3. Discipline. You are committed to allocating the time needed to plan, write, learn and action (or delegate) the critical tasks to take your writing through the production, marketing and promotion stages

4. Commitment. You understand this is a long game and that your book is a key tool in how you can share and leverage your knowledge over time to hundreds or thousands of people.

5. Energy. Your book will require a consistent and persistent application of your energy. This energy needs to see you through the writing, production and marketing of your book over two years (or more) . . . this is how much exposure/leverage you can propel IF you have the stamina.

6. Passion. Your business book is the manifestation of your knowledge and insights, probably built up over many years if not decades. Be honest with yourself. Do you like playing with the idea of writing a book much like a puppy plays with a slipper or are you serious about sharing your passion/knowledge?
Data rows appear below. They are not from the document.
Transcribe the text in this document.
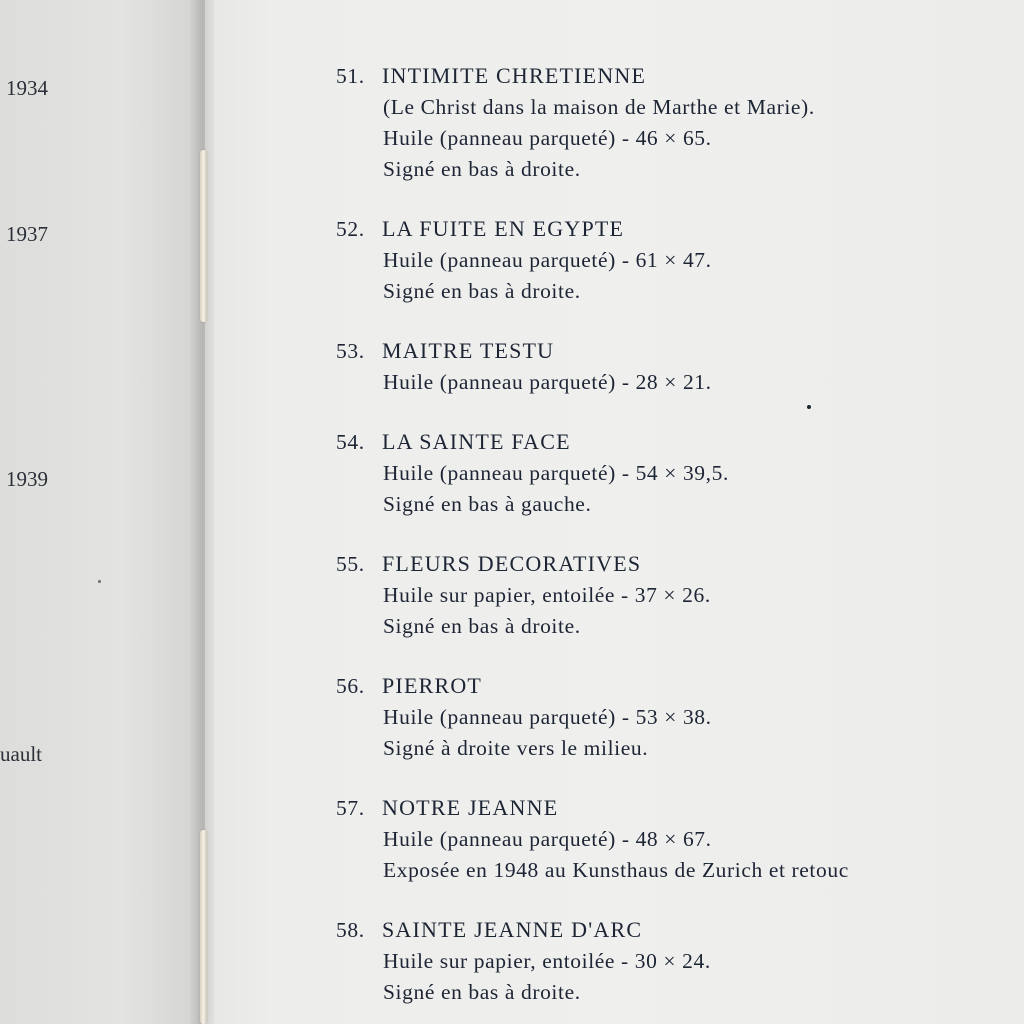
1934
1937
1939
uault
51. INTIMITE CHRETIENNE
(Le Christ dans la maison de Marthe et Marie).
Huile (panneau parqueté) - 46 × 65.
Signé en bas à droite.
52. LA FUITE EN EGYPTE
Huile (panneau parqueté) - 61 × 47.
Signé en bas à droite.
53. MAITRE TESTU
Huile (panneau parqueté) - 28 × 21.
54. LA SAINTE FACE
Huile (panneau parqueté) - 54 × 39,5.
Signé en bas à gauche.
55. FLEURS DECORATIVES
Huile sur papier, entoilée - 37 × 26.
Signé en bas à droite.
56. PIERROT
Huile (panneau parqueté) - 53 × 38.
Signé à droite vers le milieu.
57. NOTRE JEANNE
Huile (panneau parqueté) - 48 × 67.
Exposée en 1948 au Kunsthaus de Zurich et retouc
58. SAINTE JEANNE D'ARC
Huile sur papier, entoilée - 30 × 24.
Signé en bas à droite.
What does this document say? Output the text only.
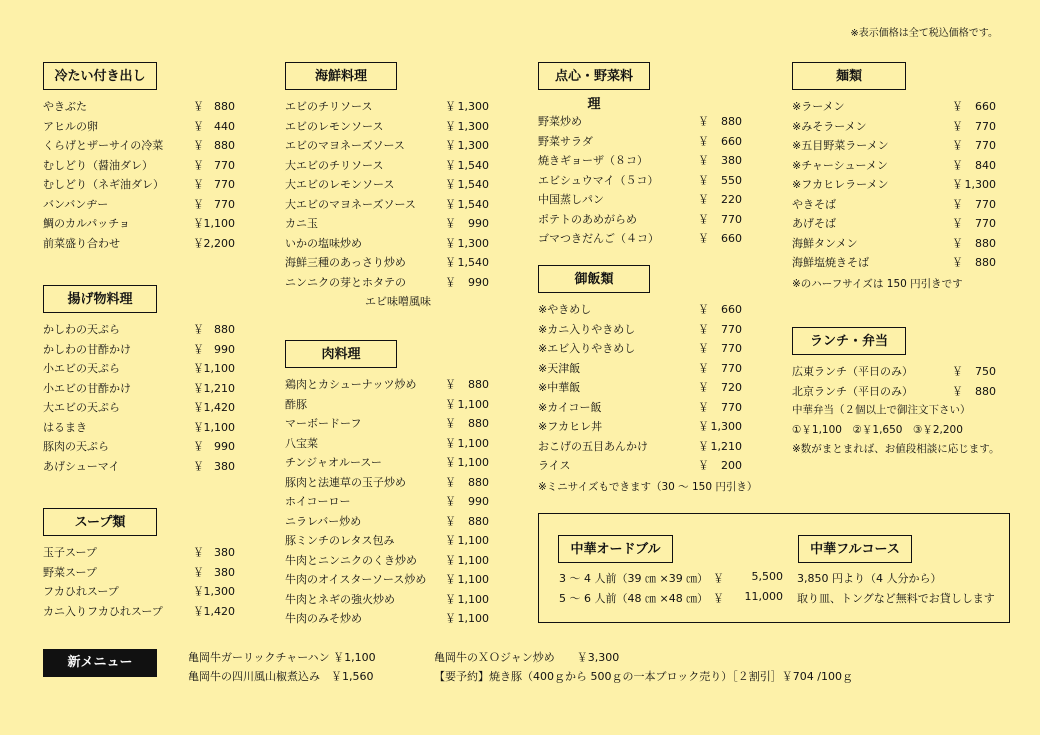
※表示価格は全て税込価格です。
冷たい付き出し
やきぶた	￥ 880
アヒルの卵	￥ 440
くらげとザーサイの冷菜	￥ 880
むしどり（醤油ダレ）	￥ 770
むしどり（ネギ油ダレ）	￥ 770
バンバンヂー	￥ 770
鯛のカルパッチョ	￥ 1,100
前菜盛り合わせ	￥ 2,200
揚げ物料理
かしわの天ぷら	￥ 880
かしわの甘酢かけ	￥ 990
小エビの天ぷら	￥ 1,100
小エビの甘酢かけ	￥ 1,210
大エビの天ぷら	￥ 1,420
はるまき	￥ 1,100
豚肉の天ぷら	￥ 990
あげシューマイ	￥ 380
スープ類
玉子スープ	￥ 380
野菜スープ	￥ 380
フカひれスープ	￥ 1,300
カニ入りフカひれスープ	￥ 1,420
海鮮料理
エビのチリソース	￥ 1,300
エビのレモンソース	￥ 1,300
エビのマヨネーズソース	￥ 1,300
大エビのチリソース	￥ 1,540
大エビのレモンソース	￥ 1,540
大エビのマヨネーズソース	￥ 1,540
カニ玉	￥	990
いかの塩味炒め	￥ 1,300
海鮮三種のあっさり炒め	￥ 1,540
ニンニクの芽とホタテの	￥	990
エビ味噌風味
肉料理
鶏肉とカシューナッツ炒め	￥	880
酢豚	￥ 1,100
マーボードーフ	￥	880
八宝菜	￥ 1,100
チンジャオルースー	￥ 1,100
豚肉と法連草の玉子炒め	￥	880
ホイコーロー	￥	990
ニラレバー炒め	￥	880
豚ミンチのレタス包み	￥ 1,100
牛肉とニンニクのくき炒め	￥ 1,100
牛肉のオイスターソース炒め ￥ 1,100
牛肉とネギの強火炒め	￥ 1,100
牛肉のみそ炒め	￥ 1,100
点心・野菜料理
野菜炒め	￥	880
野菜サラダ	￥	660
焼きギョーザ（８コ）	￥	380
エビシュウマイ（５コ）	￥	550
中国蒸しパン	￥	220
ポテトのあめがらめ	￥	770
ゴマつきだんご（４コ）	￥	660
御飯類
※やきめし	￥	660
※カニ入りやきめし	￥	770
※エビ入りやきめし	￥	770
※天津飯	￥	770
※中華飯	￥	720
※カイコー飯	￥	770
※フカヒレ丼	￥ 1,300
おこげの五目あんかけ	￥ 1,210
ライス	￥	200
※ミニサイズもできます（30 ～ 150 円引き）
麺類
※ラーメン	￥	660
※みそラーメン	￥	770
※五目野菜ラーメン	￥	770
※チャーシューメン	￥	840
※フカヒレラーメン	￥ 1,300
やきそば	￥	770
あげそば	￥	770
海鮮タンメン	￥	880
海鮮塩焼きそば	￥	880
※のハーフサイズは 150 円引きです
ランチ・弁当
広東ランチ（平日のみ）	￥	750
北京ランチ（平日のみ）	￥	880
中華弁当（２個以上で御注文下さい）
①￥1,100　②￥1,650　③￥2,200
※数がまとまれば、お値段相談に応じます。
中華オードブル
3 ～ 4 人前（39 ㎝ ×39 ㎝） ￥	5,500
5 ～ 6 人前（48 ㎝ ×48 ㎝） ￥	11,000
中華フルコース
3,850 円より（4 人分から）
取り皿、トングなど無料でお貸しします
新メニュー	亀岡牛ガーリックチャーハン ￥1,100
亀岡牛の四川風山椒煮込み　￥1,560
亀岡牛のＸＯジャン炒め　　￥3,300
【要予約】焼き豚（400ｇから 500ｇの一本ブロック売り）［２割引］￥704 /100ｇ
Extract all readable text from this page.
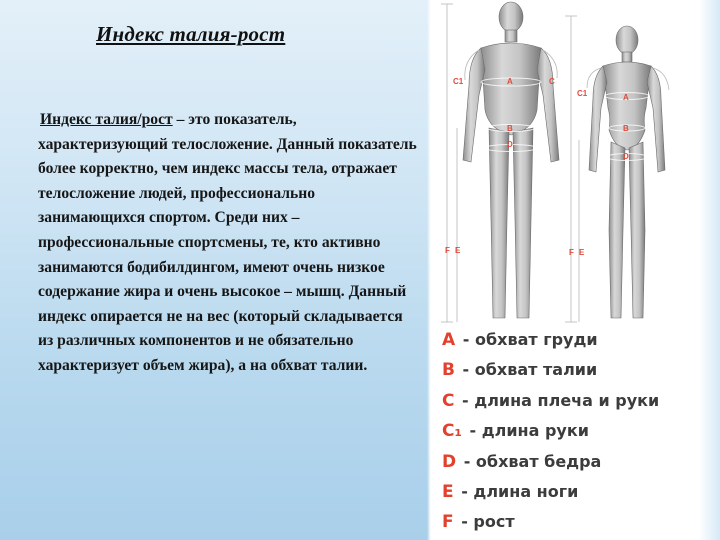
Индекс талия-рост

Индекс талия/рост – это показатель, характеризующий телосложение. Данный показатель более корректно, чем индекс массы тела, отражает телосложение людей, профессионально занимающихся спортом. Среди них – профессиональные спортсмены, те, кто активно занимаются бодибилдингом, имеют очень низкое содержание жира и очень высокое – мышц. Данный индекс опирается не на вес (который складывается из различных компонентов и не обязательно характеризует объем жира), а на обхват талии.

A
B
D
C
C1
F E
A
B
D
C1
F E
A - обхват груди
B - обхват талии
C - длина плеча и руки
C₁ - длина руки
D - обхват бедра
E - длина ноги
F - рост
7. Accountability. You take action rather than finding reasons as to why it’s not the right time. Research from the USA has uncovered that over 80% of business want to write a book, yet only 1% ‘get around to it.’ Which one are you?

8. Investment. You understand that the business book writing, publishing and marketing journey will require an investment, but you’re not sure how much, over what time. In short, you don’t know what you don’t know. You need a trusted adviser, someone that has worked with your peer group, someone like you.

You also need to decide whether you want to make this investment and what ‘return’ you are seeking . . .  and this is a much more challenging question to answer.

And, lastly . . . you need to have to appreciate the power of a book to change the world, even in a small way. You need to believe that sharing knowledge through a book is a powerful way to make a difference, leave a legacy, some insight, a message . . . a presence.

If you’re still not convinced about the importance of books read Umberto Eco’s Chronicles of a liquid society, especially the section titled On Books, Etc.

Eco is an exquisite writer.

And this is last business book mindset insight I have.

If you want to write well…read and read widely. When I am not writing I am reading and learning not just facts and figures but the difference between ordinary writing and writing that makes a difference.